Однажды дядя Вася нарисовал в письме три танка и на одном из них выглядывающего из люка человека, и на нем погон со звездочкой. Нарисовал погон крупно, даже красиво. Задал загадку военной цензуре многоумный дядя Вася, но поскольку та была снисходительна к внутрифронтовой переписке, то и не замазала шараду в письме. После мучительного размышления над неуклюжим рисунком я порешил: воюет мой дядя в третьей танковой армии, скорее всего командиром машины. Наша гаубичная бригада входила в 7-й артиллерийский корпус резерва Главного командования. Не раз и не два мы побывали во всех почти армиях нашего фронта, поддерживая пехоту в наступлении, загораживая ее, родимую, во время отходов, случалось сопровождать танковые армии.

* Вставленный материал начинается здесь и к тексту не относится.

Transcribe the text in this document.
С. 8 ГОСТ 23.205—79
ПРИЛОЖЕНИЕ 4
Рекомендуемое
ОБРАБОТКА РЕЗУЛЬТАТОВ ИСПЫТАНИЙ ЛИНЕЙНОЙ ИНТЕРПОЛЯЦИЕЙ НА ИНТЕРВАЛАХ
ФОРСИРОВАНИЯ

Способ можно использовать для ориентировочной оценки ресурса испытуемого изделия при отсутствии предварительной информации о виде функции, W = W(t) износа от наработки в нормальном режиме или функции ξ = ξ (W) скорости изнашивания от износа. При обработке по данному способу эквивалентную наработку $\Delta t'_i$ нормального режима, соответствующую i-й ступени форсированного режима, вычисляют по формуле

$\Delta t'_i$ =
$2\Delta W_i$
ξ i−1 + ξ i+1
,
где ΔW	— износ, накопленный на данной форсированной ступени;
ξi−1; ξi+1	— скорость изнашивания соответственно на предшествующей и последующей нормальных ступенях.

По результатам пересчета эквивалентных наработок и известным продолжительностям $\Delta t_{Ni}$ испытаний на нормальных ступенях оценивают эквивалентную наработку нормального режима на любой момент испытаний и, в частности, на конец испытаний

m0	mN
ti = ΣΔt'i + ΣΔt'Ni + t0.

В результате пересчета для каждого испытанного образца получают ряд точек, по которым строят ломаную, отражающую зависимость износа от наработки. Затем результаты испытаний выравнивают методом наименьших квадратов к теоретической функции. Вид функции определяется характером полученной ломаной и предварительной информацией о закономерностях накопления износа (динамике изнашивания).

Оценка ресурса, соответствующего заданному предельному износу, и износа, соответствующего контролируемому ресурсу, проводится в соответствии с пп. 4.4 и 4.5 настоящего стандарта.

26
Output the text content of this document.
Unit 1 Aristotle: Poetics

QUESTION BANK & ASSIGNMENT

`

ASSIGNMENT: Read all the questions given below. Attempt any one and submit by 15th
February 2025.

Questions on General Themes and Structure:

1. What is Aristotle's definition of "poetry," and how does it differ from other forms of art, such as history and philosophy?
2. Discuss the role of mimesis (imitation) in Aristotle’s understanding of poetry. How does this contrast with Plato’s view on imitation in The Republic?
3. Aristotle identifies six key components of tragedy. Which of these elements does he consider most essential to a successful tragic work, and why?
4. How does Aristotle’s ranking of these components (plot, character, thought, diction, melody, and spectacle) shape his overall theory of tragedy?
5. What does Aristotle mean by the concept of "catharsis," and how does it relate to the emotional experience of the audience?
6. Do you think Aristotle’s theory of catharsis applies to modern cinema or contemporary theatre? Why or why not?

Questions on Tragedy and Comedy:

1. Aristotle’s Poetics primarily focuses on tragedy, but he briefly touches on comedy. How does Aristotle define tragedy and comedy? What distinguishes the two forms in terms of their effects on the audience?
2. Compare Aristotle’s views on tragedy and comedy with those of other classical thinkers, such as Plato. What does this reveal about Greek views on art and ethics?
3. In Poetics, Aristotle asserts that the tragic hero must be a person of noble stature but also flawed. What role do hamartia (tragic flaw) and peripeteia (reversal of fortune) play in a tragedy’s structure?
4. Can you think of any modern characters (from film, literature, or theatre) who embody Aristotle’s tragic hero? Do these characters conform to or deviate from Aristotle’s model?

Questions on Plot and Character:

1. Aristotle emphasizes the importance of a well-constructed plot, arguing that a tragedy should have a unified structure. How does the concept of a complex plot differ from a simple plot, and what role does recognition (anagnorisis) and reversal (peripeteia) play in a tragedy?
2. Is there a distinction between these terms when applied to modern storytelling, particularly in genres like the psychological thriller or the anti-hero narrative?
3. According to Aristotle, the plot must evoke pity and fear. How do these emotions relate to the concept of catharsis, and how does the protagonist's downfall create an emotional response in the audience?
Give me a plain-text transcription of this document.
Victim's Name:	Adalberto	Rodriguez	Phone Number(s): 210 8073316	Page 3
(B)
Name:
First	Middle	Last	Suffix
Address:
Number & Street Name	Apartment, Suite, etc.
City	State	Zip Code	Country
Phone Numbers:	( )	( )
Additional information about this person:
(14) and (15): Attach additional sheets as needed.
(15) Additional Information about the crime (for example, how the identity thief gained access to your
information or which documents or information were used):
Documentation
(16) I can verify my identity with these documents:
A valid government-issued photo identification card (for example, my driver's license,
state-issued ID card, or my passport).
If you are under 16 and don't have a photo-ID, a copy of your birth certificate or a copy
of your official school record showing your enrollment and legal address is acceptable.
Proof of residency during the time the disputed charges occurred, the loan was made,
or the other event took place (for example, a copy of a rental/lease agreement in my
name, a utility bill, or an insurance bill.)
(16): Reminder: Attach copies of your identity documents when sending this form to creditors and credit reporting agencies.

Я выучил и запомнил цифровой и буквенный гриф машин третьей танковой и не пропускал ни одного танка, ни одной машины, чтоб не посмотреть, кто на ней едет, при случае и расспросить — не встречался ли им золотозубый парень по прозвищу Сорока? Вася еще все представлялся мне молоденьким, сверкающим золотыми зубами баловнем-парнем, да велик фронт, особенно главный в ту пору, Первый Украинский, много на нем народу, и один человек, пусть даже он и Сорока — песчинка в море. Стал я терять надежду на встречу с Васей.
Тут еще ранило меня по ту сторону Днепра, на Букринском плацдарме. Пакостно ранило, в лицо. Мелкими осколками кассетной бомбы или батальонной мины и крошевом камней, как адмиралу Нельсону, повредило глаз, раскровенило губы, лоб; ребята боялись — до медсанбата не доплавят. Но когда я очухался и меня отмыли, оказалось не так уж все и страшно. Медики прицелились метнуть меня недалече от фронта, в эвакогоспиталек, но я знал, чем это пахнет, на трофейные наручные часы выменял самогонки, угостил, кого надо, подарил дежурной сестрице открытки, исписанные на обороте по-немецки, с розами и целующимися голубками, завалявшиеся в кармане, курящему санитару — исправную зажигалку, и мне вернули мое обмундирование, даже заменили окровавленную гимнастерку чистой и отпустили с повязкой на правом глазу на распредпункт. Там меня сразу же изловили бы заботливые люди, но не для того, чтобы вернуть в медсанбат, а чтоб доставить в саперный батальон, где пожилые солдаты — нестроевики — бродили по горло в осенней днепровской воде, налаживая переправы, и куда, естественно, никто не изъявлял желания попасть. Не появилось такового желания и у меня. Я был уже немножко бит на войне и опытен, знал гриф не только 3-й танковой армии, но и 7-го корпуса, так как машины корпуса курсировали по всему фронту, а в ту осеннюю пору в основном вдоль Днепра, то я скоро увидел груженный снарядами ЗИС, проголосовал, шофер тормознул, усадил меня рядом, и мы помчались в нашу дивизию, где земляк-повар так расчувствовался, глядя на мою повязку, что накормил меня до отвала супом и кашей, после чего я крепко уснул на земле, под деревом, выспавшись, определился уже на машину боепитания нашей бригады. В штабе родной бригады я был не только накормлен, но и маленько напоен. Дальше, где пехом, где на перекладных, я начал гнаться за своим артиллерийским дивизионом и на другой день настиг его — он двигался с Букринского на Лютежский плацдарм, который первыми захватили бойцы бригады Свободы, и я там увидел чехословаков.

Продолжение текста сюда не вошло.